Functional syntax with list variable fields

When fields are passed via a list variable (not a literal), the field names cannot be determined statically. Attribute access returns Any and the constructor accepts any arguments:

from typing import NamedTuple
from typing_extensions import Self

fields = [("host", str), ("port", int)]

class Url(NamedTuple("Url", fields)):
    def with_port(self, port: int) -> Self:
        # Fields are unknown, so attribute access returns Any.
        reveal_type(self.host)  # revealed: Any
        reveal_type(self.port)  # revealed: Any
        reveal_type(self.unknown)  # revealed: Any
        return self._replace(port=port)

When constructing a namedtuple directly with dynamically-defined fields, keyword arguments are accepted because the constructor uses a gradual signature:

import collections
from ty_extensions import reveal_mro

CheckerConfig = ["duration", "video_fps", "audio_sample_rate"]
GroundTruth = collections.namedtuple("GroundTruth", " ".join(CheckerConfig))

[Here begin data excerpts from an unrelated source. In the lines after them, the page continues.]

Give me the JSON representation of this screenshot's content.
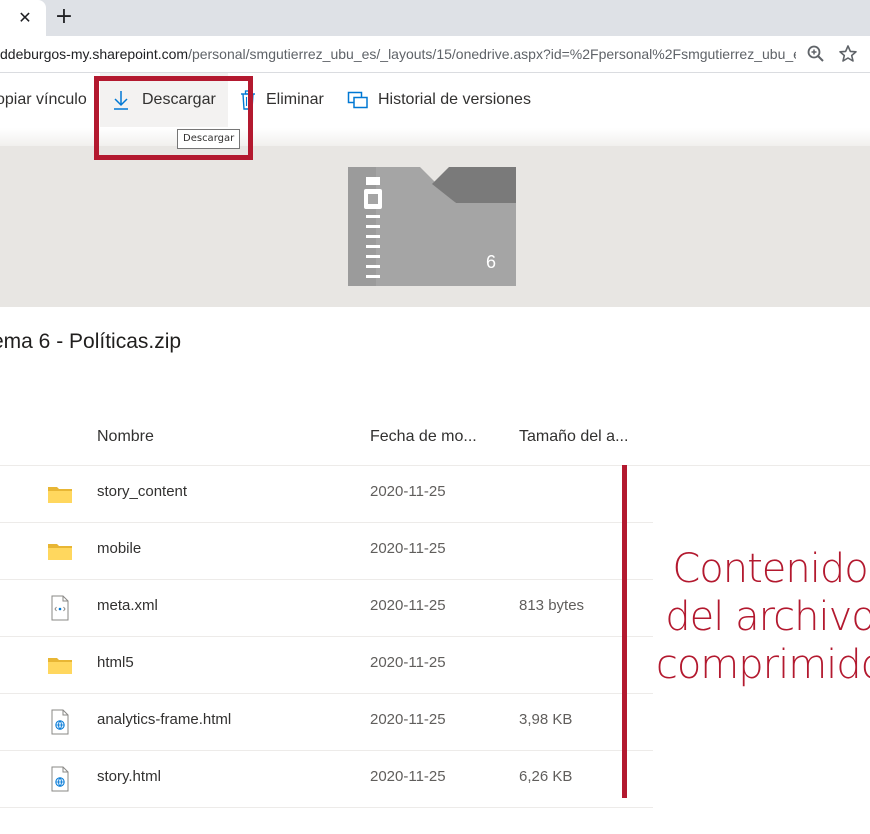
{
  "browser": {
    "tab_close_glyph": "✕",
    "new_tab_glyph": "+",
    "url_host": "ddeburgos-my.sharepoint.com",
    "url_path": "/personal/smgutierrez_ubu_es/_layouts/15/onedrive.aspx?id=%2Fpersonal%2Fsmgutierrez_ubu_e...",
    "icons": [
      "zoom-icon",
      "star-icon"
    ]
  },
  "commands": {
    "copy_link": "opiar vínculo",
    "download": "Descargar",
    "delete": "Eliminar",
    "version_history": "Historial de versiones",
    "tooltip": "Descargar",
    "icons": [
      "download-icon",
      "trash-icon",
      "version-history-icon"
    ],
    "accent": "#0078d4"
  },
  "preview": {
    "zip_count": "6"
  },
  "file": {
    "title": "ema 6 - Políticas.zip"
  },
  "table": {
    "columns": [
      "Nombre",
      "Fecha de mo...",
      "Tamaño del a..."
    ],
    "rows": [
      {
        "type": "folder",
        "name": "story_content",
        "date": "2020-11-25",
        "size": ""
      },
      {
        "type": "folder",
        "name": "mobile",
        "date": "2020-11-25",
        "size": ""
      },
      {
        "type": "xml",
        "name": "meta.xml",
        "date": "2020-11-25",
        "size": "813 bytes"
      },
      {
        "type": "folder",
        "name": "html5",
        "date": "2020-11-25",
        "size": ""
      },
      {
        "type": "html",
        "name": "analytics-frame.html",
        "date": "2020-11-25",
        "size": "3,98 KB"
      },
      {
        "type": "html",
        "name": "story.html",
        "date": "2020-11-25",
        "size": "6,26 KB"
      }
    ]
  },
  "annotation": {
    "text": "Contenido\ndel archivo\ncomprimido",
    "color": "#b3192f"
  }
}
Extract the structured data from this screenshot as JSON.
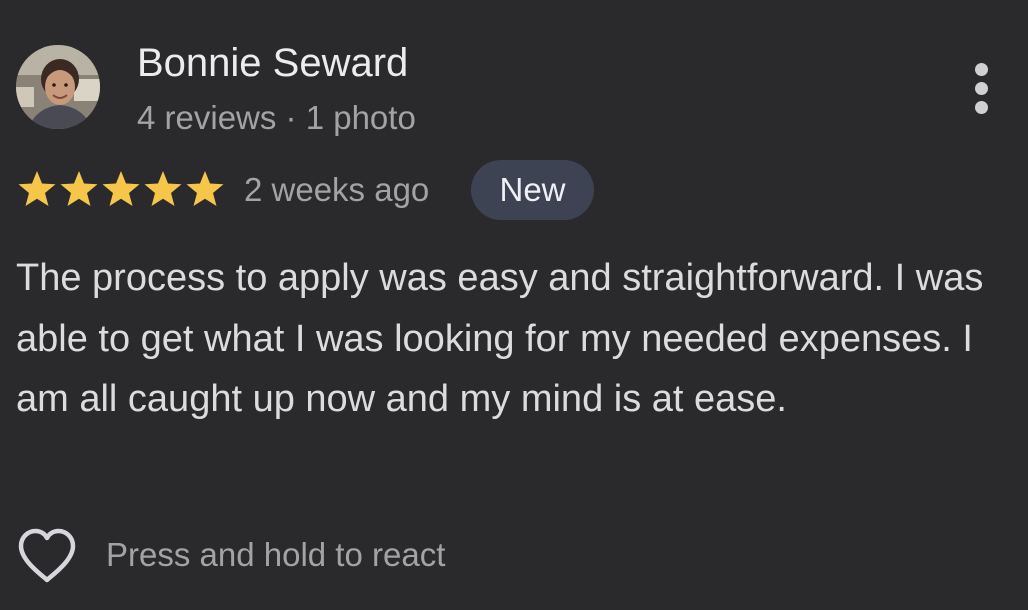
{
  "review": {
    "reviewer_name": "Bonnie Seward",
    "reviewer_meta": "4 reviews · 1 photo",
    "rating": 5,
    "rating_max": 5,
    "time_ago": "2 weeks ago",
    "badge": "New",
    "text": "The process to apply was easy and straightforward. I was able to get what I was looking for my needed expenses. I am all caught up now and my mind is at ease.",
    "react_prompt": "Press and hold to react"
  },
  "icons": {
    "star": "star-icon",
    "more": "more-vert-icon",
    "heart": "heart-outline-icon"
  },
  "colors": {
    "background": "#2a2a2c",
    "star": "#f6c64a",
    "badge_bg": "#3d4352",
    "primary_text": "#ececec",
    "secondary_text": "#a3a3a6"
  }
}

# No error - fields are unknown, so any keyword arguments are accepted
config = GroundTruth(duration=0, video_fps=30, audio_sample_rate=44100)
reveal_type(config)  # revealed: GroundTruth
reveal_type(config.duration)  # revealed: Any

# Namedtuples with unknown fields inherit from tuple[Unknown, ...] to avoid false positives.
# revealed: (<class 'GroundTruth'>, <class 'tuple[Unknown, ...]'>, <class 'object'>)
reveal_mro(GroundTruth)

# No index-out-of-bounds error since the tuple length is unknown.
reveal_type(config[0])  # revealed: Unknown
reveal_type(config[100])  # revealed: Unknown

Functional syntax signature validation

The collections.namedtuple function accepts str | Iterable[str] for field_names:

import collections
from ty_extensions import reveal_mro

# String field names (space-separated)
Point1 = collections.namedtuple("Point", "x y")
reveal_type(Point1)  # revealed: <class 'Point'>
reveal_mro(Point1)  # revealed: (<class 'Point'>, <class 'tuple[Any, Any]'>, <class 'object'>)

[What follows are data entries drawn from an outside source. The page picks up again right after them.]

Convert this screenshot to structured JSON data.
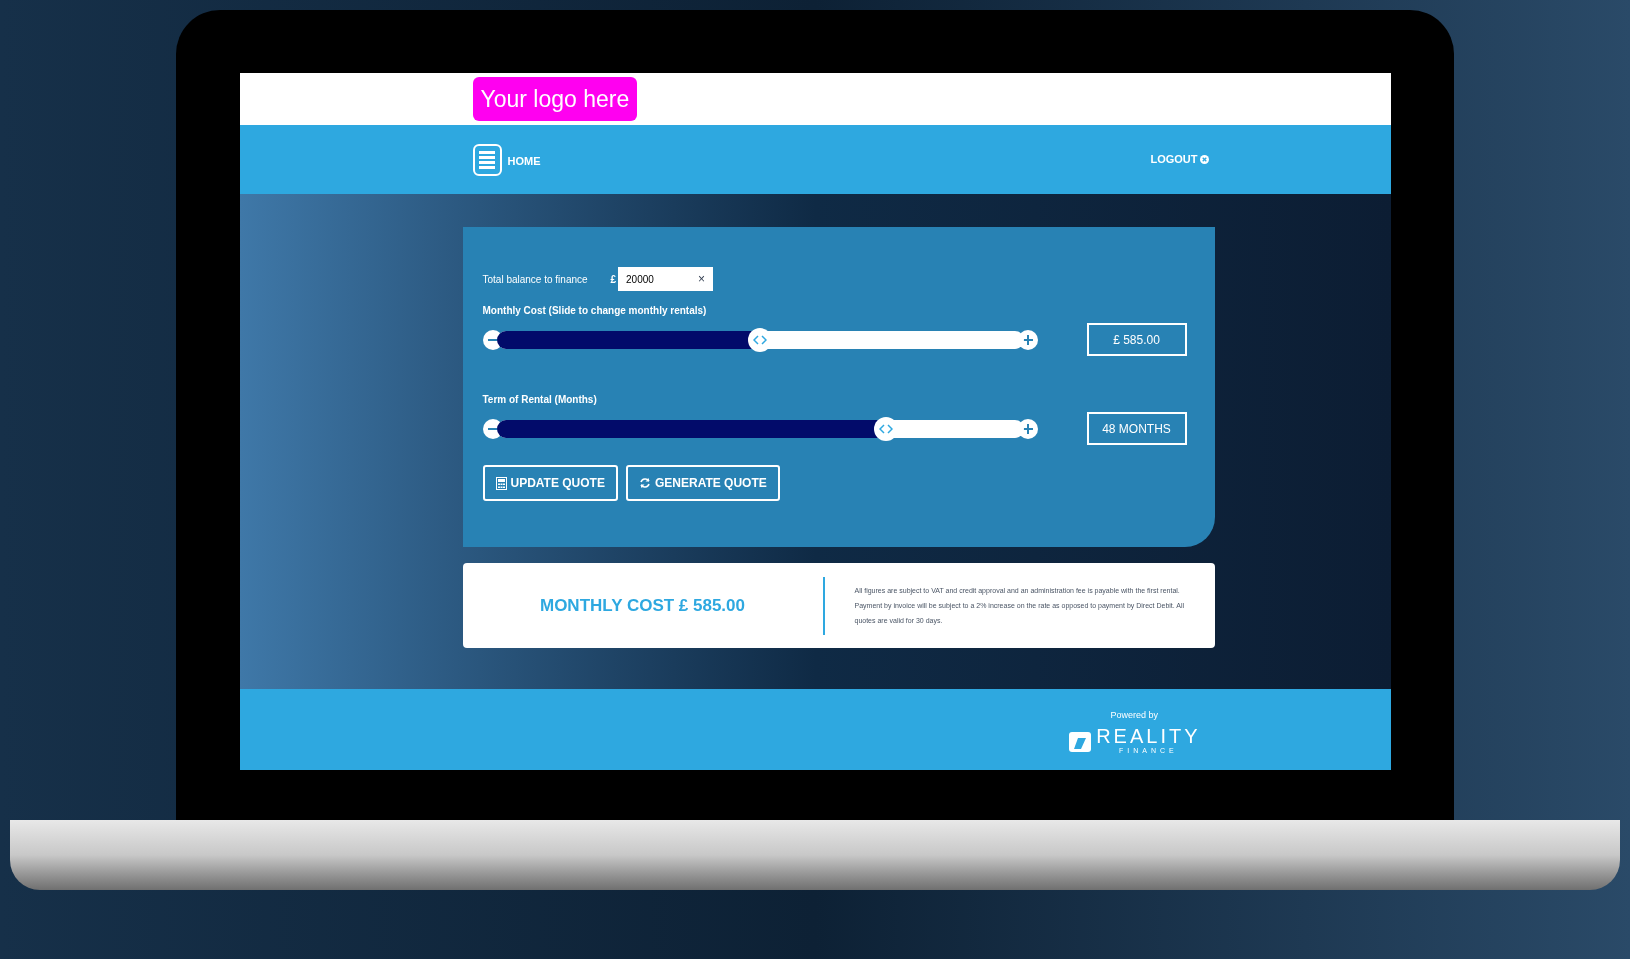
{
  "header": {
    "logo": "Your logo here"
  },
  "nav": {
    "home": "HOME",
    "logout": "LOGOUT"
  },
  "balance": {
    "label": "Total balance to finance",
    "currency": "£",
    "value": "20000",
    "clear": "×"
  },
  "sliders": [
    {
      "label": "Monthly Cost (Slide to change monthly rentals)",
      "level": 0.5,
      "reading": "£ 585.00"
    },
    {
      "label": "Term of Rental (Months)",
      "level": 0.74,
      "reading": "48 MONTHS"
    }
  ],
  "buttons": [
    {
      "kind": "calculator",
      "label": "UPDATE QUOTE"
    },
    {
      "kind": "refresh",
      "label": "GENERATE QUOTE"
    }
  ],
  "result": {
    "headline": "MONTHLY COST £ 585.00",
    "disclaimer": "All figures are subject to VAT and credit approval and an administration fee is payable with the first rental. Payment by invoice will be subject to a 2% increase on the rate as opposed to payment by Direct Debit. All quotes are valid for 30 days."
  },
  "footer": {
    "powered_by": "Powered by",
    "brand": "REALITY",
    "brand_sub": "FINANCE"
  }
}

# String field names with multiple spaces
Point1a = collections.namedtuple("Point", "x       y")
reveal_type(Point1a)  # revealed: <class 'Point'>
reveal_mro(Point1a)  # revealed: (<class 'Point'>, <class 'tuple[Any, Any]'>, <class 'object'>)

# String field names (comma-separated also works at runtime)
Point2 = collections.namedtuple("Point", "x, y")
reveal_type(Point2)  # revealed: <class 'Point'>
reveal_mro(Point2)  # revealed: (<class 'Point'>, <class 'tuple[Any, Any]'>, <class 'object'>)

# List of strings
Point3 = collections.namedtuple("Point", ["x", "y"])
reveal_type(Point3)  # revealed: <class 'Point'>
reveal_mro(Point3)  # revealed: (<class 'Point'>, <class 'tuple[Any, Any]'>, <class 'object'>)

# Tuple of strings
Point4 = collections.namedtuple("Point", ("x", "y"))
reveal_type(Point4)  # revealed: <class 'Point'>
reveal_mro(Point4)  # revealed: (<class 'Point'>, <class 'tuple[Any, Any]'>, <class 'object'>)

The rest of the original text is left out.